Was Homer the first MC? Three thousand years before there was Nas, Notorious B.I.G., or Rakim, this blind Greek poet knew how to lay down a memorable verse. British critic and poet Mattherw Arnold once advised that all would-be translators of Homer "should be penetrated" by a sense of the storyteller's four qualities: "That he is eminently rapid; that he is eminently plain and direct, both in the evolution of his thought and in the expression of it; that he is eminently plain and direct in the substance of his thought; and finally, that he is eminently noble."
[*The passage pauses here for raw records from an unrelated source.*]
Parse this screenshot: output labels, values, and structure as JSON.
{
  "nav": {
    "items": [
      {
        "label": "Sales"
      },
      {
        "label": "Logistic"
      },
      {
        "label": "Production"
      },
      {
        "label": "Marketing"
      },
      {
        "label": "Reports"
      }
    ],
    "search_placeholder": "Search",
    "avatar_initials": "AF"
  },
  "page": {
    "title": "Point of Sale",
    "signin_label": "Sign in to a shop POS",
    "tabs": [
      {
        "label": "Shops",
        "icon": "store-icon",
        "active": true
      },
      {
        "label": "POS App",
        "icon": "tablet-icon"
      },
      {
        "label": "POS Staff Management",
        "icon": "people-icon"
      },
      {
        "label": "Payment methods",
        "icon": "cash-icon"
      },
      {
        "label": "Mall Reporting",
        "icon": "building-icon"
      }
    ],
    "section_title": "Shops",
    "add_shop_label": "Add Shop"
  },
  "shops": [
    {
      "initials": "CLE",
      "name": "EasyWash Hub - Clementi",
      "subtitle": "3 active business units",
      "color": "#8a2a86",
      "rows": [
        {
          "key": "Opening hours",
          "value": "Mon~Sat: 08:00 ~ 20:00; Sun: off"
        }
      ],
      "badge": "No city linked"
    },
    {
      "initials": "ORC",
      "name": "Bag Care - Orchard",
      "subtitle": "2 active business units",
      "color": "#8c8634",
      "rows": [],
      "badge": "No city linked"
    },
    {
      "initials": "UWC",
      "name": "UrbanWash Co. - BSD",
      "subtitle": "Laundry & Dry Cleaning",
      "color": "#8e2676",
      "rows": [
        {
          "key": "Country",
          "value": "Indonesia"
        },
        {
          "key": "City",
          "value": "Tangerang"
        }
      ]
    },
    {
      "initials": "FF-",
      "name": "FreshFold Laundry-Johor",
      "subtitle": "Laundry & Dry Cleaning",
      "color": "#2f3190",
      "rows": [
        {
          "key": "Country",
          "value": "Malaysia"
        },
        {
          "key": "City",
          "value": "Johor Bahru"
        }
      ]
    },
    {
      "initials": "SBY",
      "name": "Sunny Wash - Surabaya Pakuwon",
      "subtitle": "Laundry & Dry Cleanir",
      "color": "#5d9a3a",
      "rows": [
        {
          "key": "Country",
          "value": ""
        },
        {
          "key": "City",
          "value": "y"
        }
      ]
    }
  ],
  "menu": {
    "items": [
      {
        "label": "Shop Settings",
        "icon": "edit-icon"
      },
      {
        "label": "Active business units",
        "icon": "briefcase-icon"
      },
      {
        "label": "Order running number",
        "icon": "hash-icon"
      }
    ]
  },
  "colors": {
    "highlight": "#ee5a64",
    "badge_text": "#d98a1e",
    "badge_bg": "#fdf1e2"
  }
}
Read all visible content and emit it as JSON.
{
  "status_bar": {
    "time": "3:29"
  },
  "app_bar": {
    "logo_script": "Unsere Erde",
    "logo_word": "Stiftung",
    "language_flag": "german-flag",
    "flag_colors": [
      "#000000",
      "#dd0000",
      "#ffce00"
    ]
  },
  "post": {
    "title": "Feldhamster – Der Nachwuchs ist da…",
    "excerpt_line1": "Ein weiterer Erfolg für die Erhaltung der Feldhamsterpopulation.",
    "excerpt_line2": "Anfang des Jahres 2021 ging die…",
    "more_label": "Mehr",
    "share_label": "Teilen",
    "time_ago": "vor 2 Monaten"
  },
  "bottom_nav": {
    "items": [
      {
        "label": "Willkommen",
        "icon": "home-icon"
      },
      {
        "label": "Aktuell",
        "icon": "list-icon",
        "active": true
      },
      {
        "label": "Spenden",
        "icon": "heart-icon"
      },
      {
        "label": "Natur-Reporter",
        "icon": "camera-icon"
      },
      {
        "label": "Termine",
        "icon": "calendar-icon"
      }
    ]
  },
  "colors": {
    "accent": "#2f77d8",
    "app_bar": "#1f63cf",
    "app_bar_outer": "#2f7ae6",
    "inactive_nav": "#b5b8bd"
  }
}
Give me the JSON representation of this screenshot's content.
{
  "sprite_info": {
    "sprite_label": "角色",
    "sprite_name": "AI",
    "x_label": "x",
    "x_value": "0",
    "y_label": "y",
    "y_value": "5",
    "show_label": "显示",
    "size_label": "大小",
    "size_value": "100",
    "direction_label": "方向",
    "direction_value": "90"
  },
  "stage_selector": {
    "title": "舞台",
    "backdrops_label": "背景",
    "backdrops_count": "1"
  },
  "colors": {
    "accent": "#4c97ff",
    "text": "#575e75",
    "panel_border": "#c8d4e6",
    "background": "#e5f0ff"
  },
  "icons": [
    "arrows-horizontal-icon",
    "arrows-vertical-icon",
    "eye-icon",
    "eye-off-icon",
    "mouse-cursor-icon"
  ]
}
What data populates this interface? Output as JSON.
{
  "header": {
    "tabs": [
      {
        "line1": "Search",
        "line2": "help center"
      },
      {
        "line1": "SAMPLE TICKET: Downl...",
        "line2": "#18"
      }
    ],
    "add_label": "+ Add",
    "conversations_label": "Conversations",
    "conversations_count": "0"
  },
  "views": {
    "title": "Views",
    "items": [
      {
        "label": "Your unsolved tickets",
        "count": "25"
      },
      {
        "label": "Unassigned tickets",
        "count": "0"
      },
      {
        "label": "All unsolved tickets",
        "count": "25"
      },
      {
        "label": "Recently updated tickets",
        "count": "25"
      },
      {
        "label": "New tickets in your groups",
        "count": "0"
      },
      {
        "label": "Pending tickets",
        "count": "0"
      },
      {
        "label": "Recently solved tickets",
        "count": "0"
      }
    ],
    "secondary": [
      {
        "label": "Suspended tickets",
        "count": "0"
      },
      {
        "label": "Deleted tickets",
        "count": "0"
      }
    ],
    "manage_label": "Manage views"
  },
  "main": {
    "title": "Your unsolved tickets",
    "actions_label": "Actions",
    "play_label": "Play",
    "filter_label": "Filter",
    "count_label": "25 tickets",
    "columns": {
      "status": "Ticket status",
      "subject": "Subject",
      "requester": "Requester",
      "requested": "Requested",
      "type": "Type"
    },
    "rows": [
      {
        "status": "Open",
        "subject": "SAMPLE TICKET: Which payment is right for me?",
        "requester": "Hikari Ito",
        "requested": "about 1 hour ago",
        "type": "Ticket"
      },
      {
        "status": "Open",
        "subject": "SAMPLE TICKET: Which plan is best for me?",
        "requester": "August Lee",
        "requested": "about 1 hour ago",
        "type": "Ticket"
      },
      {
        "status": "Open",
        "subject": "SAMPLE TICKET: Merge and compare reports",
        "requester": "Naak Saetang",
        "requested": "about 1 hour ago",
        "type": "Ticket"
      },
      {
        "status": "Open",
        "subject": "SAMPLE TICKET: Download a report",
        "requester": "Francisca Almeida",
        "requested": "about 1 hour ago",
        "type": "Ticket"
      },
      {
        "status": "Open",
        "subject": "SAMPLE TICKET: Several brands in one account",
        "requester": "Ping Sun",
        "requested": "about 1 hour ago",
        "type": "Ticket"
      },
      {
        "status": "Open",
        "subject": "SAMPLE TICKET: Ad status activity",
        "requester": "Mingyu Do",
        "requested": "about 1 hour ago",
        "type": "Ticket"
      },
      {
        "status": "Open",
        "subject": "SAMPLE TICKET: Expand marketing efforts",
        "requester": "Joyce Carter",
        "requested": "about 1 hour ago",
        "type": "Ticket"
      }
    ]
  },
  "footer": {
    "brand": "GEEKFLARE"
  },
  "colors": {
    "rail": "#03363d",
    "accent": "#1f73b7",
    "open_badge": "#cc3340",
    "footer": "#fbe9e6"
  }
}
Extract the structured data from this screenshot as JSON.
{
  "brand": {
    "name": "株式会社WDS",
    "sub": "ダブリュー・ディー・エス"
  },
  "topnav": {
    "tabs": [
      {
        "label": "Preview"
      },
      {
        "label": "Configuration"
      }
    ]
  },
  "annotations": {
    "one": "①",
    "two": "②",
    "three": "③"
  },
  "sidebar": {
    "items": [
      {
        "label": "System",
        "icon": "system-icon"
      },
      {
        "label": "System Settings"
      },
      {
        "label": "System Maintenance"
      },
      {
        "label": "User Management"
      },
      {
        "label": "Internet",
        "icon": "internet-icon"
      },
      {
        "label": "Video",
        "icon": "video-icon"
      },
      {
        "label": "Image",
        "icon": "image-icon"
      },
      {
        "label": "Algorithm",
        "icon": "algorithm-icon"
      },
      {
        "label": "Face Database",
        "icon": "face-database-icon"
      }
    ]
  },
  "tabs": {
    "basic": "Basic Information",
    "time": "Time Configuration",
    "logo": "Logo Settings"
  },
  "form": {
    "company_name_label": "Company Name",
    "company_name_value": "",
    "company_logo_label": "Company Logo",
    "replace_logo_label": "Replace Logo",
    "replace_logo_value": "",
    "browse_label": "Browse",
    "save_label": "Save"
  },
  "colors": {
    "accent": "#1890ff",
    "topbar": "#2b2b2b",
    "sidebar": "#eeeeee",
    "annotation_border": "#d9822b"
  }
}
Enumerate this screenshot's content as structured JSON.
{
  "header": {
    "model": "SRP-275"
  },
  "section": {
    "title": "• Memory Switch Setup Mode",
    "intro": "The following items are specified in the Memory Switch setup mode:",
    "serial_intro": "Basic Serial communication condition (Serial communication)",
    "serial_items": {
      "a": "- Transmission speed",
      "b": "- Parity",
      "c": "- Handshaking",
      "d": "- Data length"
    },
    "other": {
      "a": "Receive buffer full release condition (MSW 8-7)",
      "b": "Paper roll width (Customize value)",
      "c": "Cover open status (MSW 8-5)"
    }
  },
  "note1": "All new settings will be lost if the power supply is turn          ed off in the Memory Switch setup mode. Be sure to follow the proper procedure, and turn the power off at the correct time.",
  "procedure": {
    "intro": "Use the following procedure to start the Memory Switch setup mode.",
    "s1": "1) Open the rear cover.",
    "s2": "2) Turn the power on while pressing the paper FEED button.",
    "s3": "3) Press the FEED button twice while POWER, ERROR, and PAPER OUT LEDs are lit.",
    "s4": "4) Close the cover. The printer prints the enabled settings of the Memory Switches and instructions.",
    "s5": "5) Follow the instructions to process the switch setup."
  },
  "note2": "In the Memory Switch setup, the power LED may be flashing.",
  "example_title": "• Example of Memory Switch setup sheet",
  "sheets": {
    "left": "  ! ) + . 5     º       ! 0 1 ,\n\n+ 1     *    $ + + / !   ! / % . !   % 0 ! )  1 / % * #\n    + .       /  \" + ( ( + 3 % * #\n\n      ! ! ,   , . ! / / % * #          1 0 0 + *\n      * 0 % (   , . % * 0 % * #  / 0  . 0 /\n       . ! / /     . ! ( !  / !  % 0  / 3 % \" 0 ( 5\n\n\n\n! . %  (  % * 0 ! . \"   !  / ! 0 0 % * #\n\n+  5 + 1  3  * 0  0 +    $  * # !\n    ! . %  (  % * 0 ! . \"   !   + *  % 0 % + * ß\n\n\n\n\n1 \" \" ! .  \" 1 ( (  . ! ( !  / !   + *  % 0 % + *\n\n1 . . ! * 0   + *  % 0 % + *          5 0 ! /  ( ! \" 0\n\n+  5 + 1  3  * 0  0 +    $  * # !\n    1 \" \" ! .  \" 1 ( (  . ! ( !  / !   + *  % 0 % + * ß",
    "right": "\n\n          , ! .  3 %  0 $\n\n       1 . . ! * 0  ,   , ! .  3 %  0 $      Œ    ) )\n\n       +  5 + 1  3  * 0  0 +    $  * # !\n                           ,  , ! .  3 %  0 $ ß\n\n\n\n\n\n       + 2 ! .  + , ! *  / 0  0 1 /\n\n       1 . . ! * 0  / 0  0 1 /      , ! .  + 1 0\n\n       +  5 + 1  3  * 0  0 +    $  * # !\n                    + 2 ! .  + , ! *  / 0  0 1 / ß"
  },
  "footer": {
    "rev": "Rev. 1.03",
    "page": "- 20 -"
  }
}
This week, the Benjamin L. Hooks Central Library is hosting "From Homer to Hip Hop," a series of free lectures and events connected to Ancient Greeks/Modern Lives, a national humanities program uniting the assets of the Aquila Theatre Company, the Urban Libraries Council, the American Philological Association, the Center for Ancient Studies at New York University, and the Harvard Center for Hellenic Studies in Washington, D.C. The goal is to inspire people to come together to experience classical literature and consider how it continues to influence modern life.
On Thursday, August 9th, visitors to the Poplar-White Station Branch library will have a chance to meet the original Medea, the witch who murders her children to take revenge against her husband, Jason. There will be a staged reading Euripides' tragedy followed by a discussion led by Kenneth Morrell of Rhodes College.
On Thursday, August 16th, at the Whitehaven Branch library, Professor Morrell will compare modern hip-hop culture to Greek poetry, drama, and dialogue.
"Meet the Original Medea," Poplar-White Station Branch library (5094 poplar), Thursday, August 9th, 5-6:45 p.m.; "From Homer to Hip Hop," Whitehaven Branch library (4120 Millbranch), Thursday, August 16th, 5-6:45 p.m. Both events are free.